Text document clustering using language-independent techniques
Date |
---|
2015 |
Clustering is a technique for grouping objects by their similarity. Document clustering is used for topic extraction, filtering and fast information retrieval. However, due to the high dimensionality, clustering of documents is rather slow and computationally intensive. In case of highly inflective languages, such as Lithuanian, it becomes even problematic. We investigate language-independent document clustering for Lithuanian and Azeri languages. Bag-of-words (BOW) is used for documents representation. We propose four feature selection models based on the terms frequencies in the corpora. The best results have been achieved by the model where features which occur less than amin times (or more than amax times) in the whole corpora are eliminated from feature set as non-informative.
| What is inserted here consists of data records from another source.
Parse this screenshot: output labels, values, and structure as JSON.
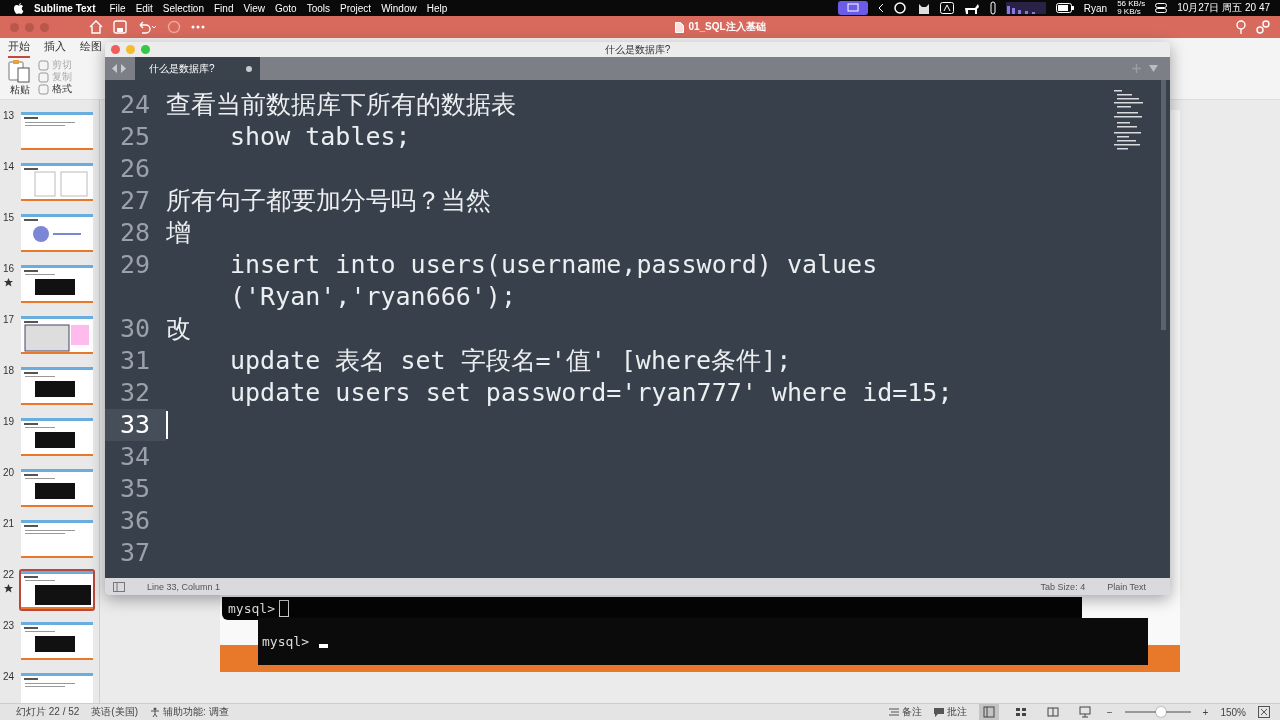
{
  "menu_bar": {
    "app": "Sublime Text",
    "items": [
      "File",
      "Edit",
      "Selection",
      "Find",
      "View",
      "Goto",
      "Tools",
      "Project",
      "Window",
      "Help"
    ],
    "user": "Ryan",
    "net_up": "56 KB/s",
    "net_down": "9 KB/s",
    "clock": "10月27日 周五 20 47"
  },
  "presentation": {
    "title": "01_SQL注入基础",
    "ribbon_tabs": [
      {
        "label": "开始",
        "selected": true
      },
      {
        "label": "插入",
        "selected": false
      },
      {
        "label": "绘图",
        "selected": false
      }
    ],
    "clipboard": {
      "paste": "粘贴",
      "cut": "剪切",
      "copy": "复制",
      "format": "格式"
    },
    "slides": [
      {
        "number": "13",
        "starred": false,
        "selected": false,
        "kind": "text"
      },
      {
        "number": "14",
        "starred": false,
        "selected": false,
        "kind": "diagram"
      },
      {
        "number": "15",
        "starred": false,
        "selected": false,
        "kind": "title"
      },
      {
        "number": "16",
        "starred": true,
        "selected": false,
        "kind": "terminal"
      },
      {
        "number": "17",
        "starred": false,
        "selected": false,
        "kind": "screenshot"
      },
      {
        "number": "18",
        "starred": false,
        "selected": false,
        "kind": "terminal"
      },
      {
        "number": "19",
        "starred": false,
        "selected": false,
        "kind": "terminal"
      },
      {
        "number": "20",
        "starred": false,
        "selected": false,
        "kind": "terminal"
      },
      {
        "number": "21",
        "starred": false,
        "selected": false,
        "kind": "text"
      },
      {
        "number": "22",
        "starred": true,
        "selected": true,
        "kind": "terminal"
      },
      {
        "number": "23",
        "starred": false,
        "selected": false,
        "kind": "terminal"
      },
      {
        "number": "24",
        "starred": false,
        "selected": false,
        "kind": "text"
      }
    ],
    "slide_terminal": {
      "prompt_1": "mysql>",
      "prompt_2": "mysql>"
    },
    "status_bar": {
      "slide_count": "幻灯片 22 / 52",
      "language": "英语(美国)",
      "accessibility": "辅助功能: 调查",
      "notes": "备注",
      "comments": "批注",
      "views": [
        {
          "kind": "normal",
          "selected": true
        },
        {
          "kind": "sorter",
          "selected": false
        },
        {
          "kind": "reading",
          "selected": false
        },
        {
          "kind": "slideshow",
          "selected": false
        }
      ],
      "zoom_out": "−",
      "level": 0.55,
      "zoom_in": "+",
      "zoom": "150%"
    }
  },
  "editor": {
    "window_title": "什么是数据库?",
    "tabs": [
      {
        "label": "什么是数据库?",
        "selected": true,
        "modified": true
      }
    ],
    "lines": [
      {
        "number": "24",
        "text": "查看当前数据库下所有的数据表",
        "indented": false,
        "current": false
      },
      {
        "number": "25",
        "text": "show tables;",
        "indented": true,
        "current": false
      },
      {
        "number": "26",
        "current": false
      },
      {
        "number": "27",
        "text": "所有句子都要加分号吗？当然",
        "indented": false,
        "current": false
      },
      {
        "number": "28",
        "text": "增",
        "indented": false,
        "current": false
      },
      {
        "number": "29",
        "text": "insert into users(username,password) values",
        "wrap": "('Ryan','ryan666');",
        "indented": true,
        "current": false
      },
      {
        "number": "30",
        "text": "改",
        "indented": false,
        "current": false
      },
      {
        "number": "31",
        "text": "update 表名 set 字段名='值' [where条件];",
        "indented": true,
        "current": false
      },
      {
        "number": "32",
        "text": "update users set password='ryan777' where id=15;",
        "indented": true,
        "current": false
      },
      {
        "number": "33",
        "current": true
      },
      {
        "number": "34",
        "current": false
      },
      {
        "number": "35",
        "current": false
      },
      {
        "number": "36",
        "current": false
      },
      {
        "number": "37",
        "current": false
      }
    ],
    "status": {
      "position": "Line 33, Column 1",
      "tab_size": "Tab Size: 4",
      "syntax": "Plain Text"
    }
  }
}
The importance of features in defined feature subset is evaluated by the weights of term frequency-inverse document frequency (TFIDF). Results show that it is enough to use only 2% – 5.6% of features of initial feature set to get the best clustering results. Hierarchical and flat clustering algorithms based on documents similarity were applied and precision of results was evaluated. Cosine distance was selected as the best distance measure. Many experiments with well-known Euclidean distance were made, but this measure is inappropriate due to the sparsity of the feature matrix. Best clustering results were reached by using spherical k-means algorithm (F-score value approx. 0.8 for both languages).